We all know the problems created by executive compensation schemes and the short-sighted management perspective that such schemes create. The Dodd-Frank Act focused on reforming this process but so far there has been little change in the macroeconomic trend – corporate executive compensation levels are still high and continue to skew management incentives towards the short-term over the long-term.
Aside from the obsessive focus on short-term financial performance, senior management consistently cite four major risks: data privacy, electronic data protection, conflicts of interest and foreign bribery. Underlying many of these issues, corporate leaders are fast understanding the benefits and dangers of social media, which increase many ethics and compliance risks.
In response to this constellation of risks, companies are devoting more time to enterprise risk management systems which help to place these risks in context of other organizational risks. This is a very helpful exercise because it helps an ethics and compliance officer to assess the relative importance of the risks for which he or she is responsible. From an organizational standpoint, it is important for senior management to allocate resources to address the risks and provide a clear strategy to respond or to prepare for possible risks.
Based on this analysis, an ethics and compliance program will benefit from proper positioning.
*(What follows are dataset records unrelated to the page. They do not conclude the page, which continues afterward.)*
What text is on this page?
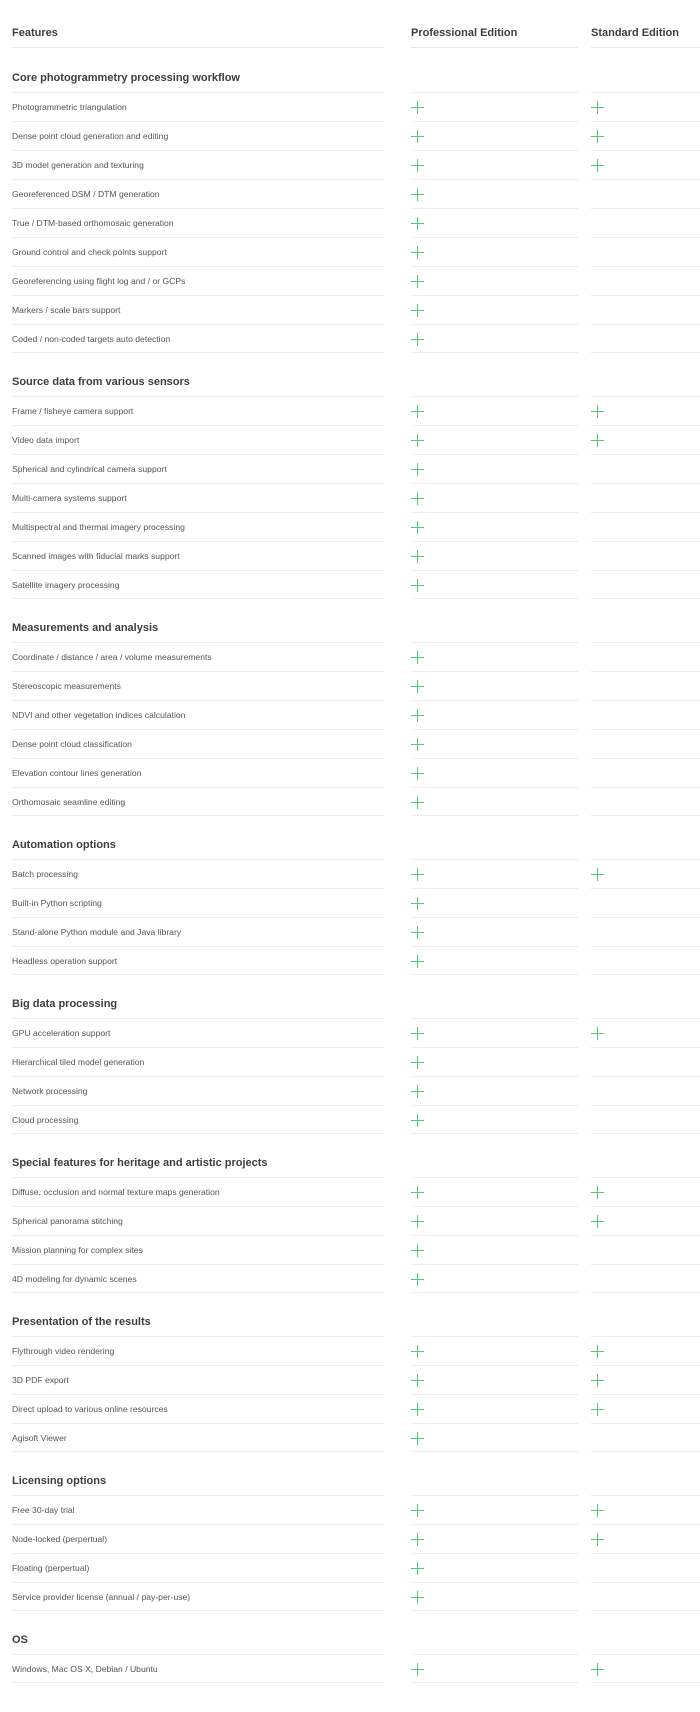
Features	Professional Edition	Standard Edition
Core photogrammetry processing workflow
Photogrammetric triangulation
Dense point cloud generation and editing
3D model generation and texturing
Georeferenced DSM / DTM generation
True / DTM-based orthomosaic generation
Ground control and check points support
Georeferencing using flight log and / or GCPs
Markers / scale bars support
Coded / non-coded targets auto detection
Source data from various sensors
Frame / fisheye camera support
Video data import
Spherical and cylindrical camera support
Multi-camera systems support
Multispectral and thermal imagery processing
Scanned images with fiducial marks support
Satellite imagery processing
Measurements and analysis
Coordinate / distance / area / volume measurements
Stereoscopic measurements
NDVI and other vegetation indices calculation
Dense point cloud classification
Elevation contour lines generation
Orthomosaic seamline editing
Automation options
Batch processing
Built-in Python scripting
Stand-alone Python module and Java library
Headless operation support
Big data processing
GPU acceleration support
Hierarchical tiled model generation
Network processing
Cloud processing
Special features for heritage and artistic projects
Diffuse, occlusion and normal texture maps generation
Spherical panorama stitching
Mission planning for complex sites
4D modeling for dynamic scenes
Presentation of the results
Flythrough video rendering
3D PDF export
Direct upload to various online resources
Agisoft Viewer
Licensing options
Free 30-day trial
Node-locked (perpertual)
Floating (perpertual)
Service provider license (annual / pay-per-use)
OS
Windows, Mac OS X, Debian / Ubuntu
For too long, ethics and compliance programs have suffered from neglect and lack of resources. That picture is quickly changing – companies are spending on average more money each year for ethics and compliance programs. Companies have a long way to go and it will take years of consistent support to elevate an ethics and compliance program to its proper place.
As to the list of major worries, companies are facing major risks in the data privacy and electronic data protection areas. It is an issue which requires careful assessment and remedial measures. The consequences of a breach or a violation of personal data can be disastrous from a financial and reputational standpoint.
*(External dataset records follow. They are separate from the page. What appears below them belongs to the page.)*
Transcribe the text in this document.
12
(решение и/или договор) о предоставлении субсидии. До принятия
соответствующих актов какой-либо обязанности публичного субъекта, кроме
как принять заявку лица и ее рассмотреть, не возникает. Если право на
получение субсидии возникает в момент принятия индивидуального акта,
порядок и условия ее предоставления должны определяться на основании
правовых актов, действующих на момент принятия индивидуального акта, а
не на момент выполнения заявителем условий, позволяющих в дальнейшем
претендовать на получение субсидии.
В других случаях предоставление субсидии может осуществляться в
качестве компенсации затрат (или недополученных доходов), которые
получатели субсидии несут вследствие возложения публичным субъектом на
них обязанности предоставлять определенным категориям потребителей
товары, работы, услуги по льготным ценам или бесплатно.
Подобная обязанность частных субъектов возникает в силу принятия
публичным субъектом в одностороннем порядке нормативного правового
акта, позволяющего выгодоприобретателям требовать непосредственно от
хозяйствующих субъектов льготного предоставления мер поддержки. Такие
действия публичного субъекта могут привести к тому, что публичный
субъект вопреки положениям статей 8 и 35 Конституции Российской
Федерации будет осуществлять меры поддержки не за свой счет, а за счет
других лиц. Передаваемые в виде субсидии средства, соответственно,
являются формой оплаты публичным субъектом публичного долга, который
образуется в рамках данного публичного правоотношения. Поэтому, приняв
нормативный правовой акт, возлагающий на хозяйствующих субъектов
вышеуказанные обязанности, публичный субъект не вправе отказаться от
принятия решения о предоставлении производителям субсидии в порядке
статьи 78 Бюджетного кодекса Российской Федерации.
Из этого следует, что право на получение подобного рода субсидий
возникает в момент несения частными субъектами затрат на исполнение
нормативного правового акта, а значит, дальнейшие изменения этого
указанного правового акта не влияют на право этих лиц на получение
Congress is examining – yet again – the possibility of a new federal law which would preempt state laws protecting against data breaches. Businesses want relief from the patchwork of state laws and regulations but the deal offered by Congress may be too hard to swallow. Whatever happens in this area, there is no doubt penalties and negative media attention to data breaches and privacy violations will increase.
Similarly, anti-corruption enforcement is here to stay and will increase as international enforcement and coordination increases. More countries are passing laws which establish corporate liability for foreign bribery – the means by which countries can impose penalties against companies for bribery violations.
Finally, the increased focus on conflicts of interest represents the beginning of an important trend – liability for corporate governance miscues and failings. The Justice Department and the SEC have demonstrated an aggressive approach to senior management liability. As they climb the corporate ladder, directors are next on their target list. Corporate governance regulation is also bound to increase. Conflicts of interest undermine corporate governance principles. Shareholders are ready to take on corporate boards for such undisclosed or substantial conflicts of interest which undermine the governance process.